Jesus disse isso na véspera da sua crucificação. O contexto é o discurso do Cenáculo — suas últimas palavras antes do que viria. Não é o momento em que alguém diz coisas otimistas por inércia. É o momento de máxima seriedade, onde cada palavra pesou antes de ser dita.

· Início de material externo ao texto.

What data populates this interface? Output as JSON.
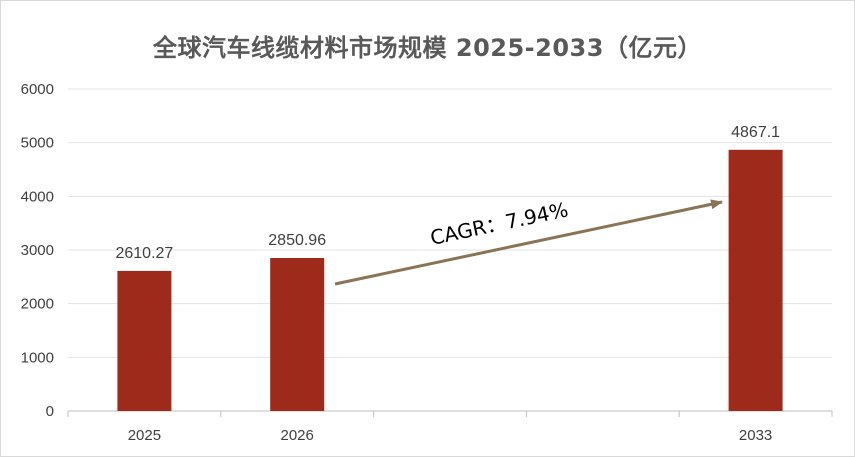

E a escolha foi essa: anunciar tribulação e anunciar vitória no mesmo fôlego. Sem minimizar a dor, sem ignorar a realidade do que vem — mas sem deixar que ela seja a última palavra. “Tereis tribulação” é declaração factual. “Eu venci o mundo” é declaração de fundamento.

O verbo grego nikaō — venci — está no tempo perfeito, indicando uma vitória passada com efeitos permanentes no presente. Não é “vou vencer”. É “já venci, e essa vitória continua valendo agora, enquanto você enfrenta o que vai enfrentar”. A esperança que Jesus oferece não é futura e incerta — é retroativa e garantida.

— Reflexão —

Esse é um dos versículos de esperança mais honestos que existem — porque começa com a verdade que ninguém quer ouvir: vai ter tribulação. Não talvez. Não se você errar o caminho. Vai ter.

Mas a sequência não é de resignação. É de perspectiva. E perspectiva muda tudo. Quando você sabe o resultado final — e quando esse resultado foi conquistado por alguém que passou por morte e ressuscitou — a tribulação do meio não perde peso, mas perde a última palavra.

A esperança cristã nunca foi a promessa de uma vida sem dor. Foi sempre a afirmação de que a dor não define o desfecho. Há uma diferença enorme entre as duas coisas — e é nessa diferença que a fé vive.